When you score things with numbers, you feel like you're assessing perceived quality. It didn't occur to me that I could be measuring something else entirely, but while sifting through my review notes I saw a different pattern. I was judging things by worthwhileness – my sense of how respectful they were of my time.

This realization resonated deeply. I have been vocally judgemental towards unscripted content, like streaming and most podcasts, for many years and for this exact reason. I feel they do not respect my time in the way that carefully edited content does.

That deep resonance is exactly what I was looking for. It allows me to unambiguously place things into these buckets by pure intuition and independent of mood.

STIER

Doesn't waste a moment of my time, capturing all of my attention. If it slips even a little, it gets an A at best. The first consumption becomes a dedicated activity, not pairing well with multi-tasking.

ATIER

Worthwhile with only minor engagement issues, often matters of taste or creative differences. A five-tier system would fold this into the top rank.

BTIER

An honorable mention. Occasionally captivating, but it disappoints with severe, obvious stumbling blocks that feel more like mistakes and lost potential than differences of opinion.

CTIER

Background noise – optionally preferable to silence, which is actually praiseworthy. It commands no attention, but when attention is given it does not offend. These qualities allow this media to occupy niches in our lives which others cannot.

DTIER

A few worthwhile aspects save this from being a complete waste of time. Generally, only fans of the media's genre should bother with these.

ETIER

This might be the worst, because it actively wasted my time. If it had been more transparently awful up front, at least I could have reallocated my time.

FTIER

So much worse than sitting in silence and doing nothing that it's not worth finishing or giving it a "fair" shake.

Errata

No fractional scores.
No empty scores.
No special scores.
No intra-tier rankings. Nothing is "at the top of A" or "at the bottom of S".
The absence of a score simply indicates that I haven't reviewed it yet. It is not a sub-F snub.
If I completed something, it cannot receive an F rating.
If I have any complaints, it cannot receive an S rating.
An A or B review must elaborate on my complaints.

Next Steps

For me the core of this is a settled matter. I'd like to support it, perhaps by fleshing it out with my own tooling like the sharing-friendly webapps that already exist.
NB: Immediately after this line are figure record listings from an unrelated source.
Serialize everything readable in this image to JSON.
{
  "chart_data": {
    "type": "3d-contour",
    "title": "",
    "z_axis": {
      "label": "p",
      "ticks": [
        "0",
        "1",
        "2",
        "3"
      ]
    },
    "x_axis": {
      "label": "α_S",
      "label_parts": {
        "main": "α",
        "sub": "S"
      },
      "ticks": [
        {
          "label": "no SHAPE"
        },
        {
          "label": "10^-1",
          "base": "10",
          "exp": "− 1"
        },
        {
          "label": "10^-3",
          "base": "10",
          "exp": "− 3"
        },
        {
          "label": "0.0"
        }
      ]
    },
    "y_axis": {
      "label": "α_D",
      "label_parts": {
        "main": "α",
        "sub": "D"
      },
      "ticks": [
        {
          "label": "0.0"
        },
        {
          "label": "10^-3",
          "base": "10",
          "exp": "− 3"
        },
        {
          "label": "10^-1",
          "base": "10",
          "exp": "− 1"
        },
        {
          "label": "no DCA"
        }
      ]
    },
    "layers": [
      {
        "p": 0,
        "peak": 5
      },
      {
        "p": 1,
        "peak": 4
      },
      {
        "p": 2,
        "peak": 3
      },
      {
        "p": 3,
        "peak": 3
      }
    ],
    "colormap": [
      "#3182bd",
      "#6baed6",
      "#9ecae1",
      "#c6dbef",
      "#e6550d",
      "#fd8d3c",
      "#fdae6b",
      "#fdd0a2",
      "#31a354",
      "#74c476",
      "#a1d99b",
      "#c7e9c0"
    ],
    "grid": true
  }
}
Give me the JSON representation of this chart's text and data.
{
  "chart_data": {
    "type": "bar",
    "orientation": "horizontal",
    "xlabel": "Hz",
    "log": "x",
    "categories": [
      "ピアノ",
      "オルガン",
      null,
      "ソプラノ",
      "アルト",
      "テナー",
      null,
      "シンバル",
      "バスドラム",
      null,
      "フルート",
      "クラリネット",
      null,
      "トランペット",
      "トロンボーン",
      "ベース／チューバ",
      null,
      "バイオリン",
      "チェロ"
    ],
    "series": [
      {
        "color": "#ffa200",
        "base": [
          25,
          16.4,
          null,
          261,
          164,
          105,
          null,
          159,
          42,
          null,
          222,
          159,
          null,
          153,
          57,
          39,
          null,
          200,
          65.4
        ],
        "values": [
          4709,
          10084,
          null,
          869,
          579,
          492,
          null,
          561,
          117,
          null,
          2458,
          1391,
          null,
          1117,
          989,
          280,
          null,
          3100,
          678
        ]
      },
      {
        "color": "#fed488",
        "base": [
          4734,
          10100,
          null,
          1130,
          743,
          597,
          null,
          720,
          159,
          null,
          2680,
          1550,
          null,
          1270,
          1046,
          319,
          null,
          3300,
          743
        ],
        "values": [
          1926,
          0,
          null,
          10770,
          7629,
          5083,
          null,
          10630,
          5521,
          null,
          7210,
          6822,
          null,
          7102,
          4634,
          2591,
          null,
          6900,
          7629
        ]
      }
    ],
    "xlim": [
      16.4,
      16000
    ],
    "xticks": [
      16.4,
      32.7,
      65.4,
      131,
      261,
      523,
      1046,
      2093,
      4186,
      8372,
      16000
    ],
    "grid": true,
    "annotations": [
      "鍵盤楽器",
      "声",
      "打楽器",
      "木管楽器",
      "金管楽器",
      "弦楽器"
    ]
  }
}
Once a robust backlog of reviews have been ported over, I'd like to make a tier list view option for various pages on the site - that would probably be a good stepping stone to the aforementioned tooling.

The next frontiers are aggregation handling and preemptive assessments of unexperienced media.

Aggregation Handling

Aggregation has two big problems in this system:

Because there are no fractional scores, you can't visually represent averages in the same tile format.
It's unclear whether ranks should be weighted evenly. If a director made 1 S-tier movie and 1 F-tier movie, is it really fair to equate their average to someone who made infinite C-tier slop? I'd rather the S count for much more, but the extent is not clear.

Preemptive Assessments

Assessing media that has not yet been experienced is very important to me. It has direct connections to the Problems of Memory and Curation I briefly explained in this blog post:

2020-06-20

The Hard Problems

#philosophy#time#productivity

I prototyped additional categories representing a negative expectation, neutral or unknown expectation, and a positive expectation, but I have since removed them because they were not worth the cognitive and architectural overhead. I will revisit this in the future.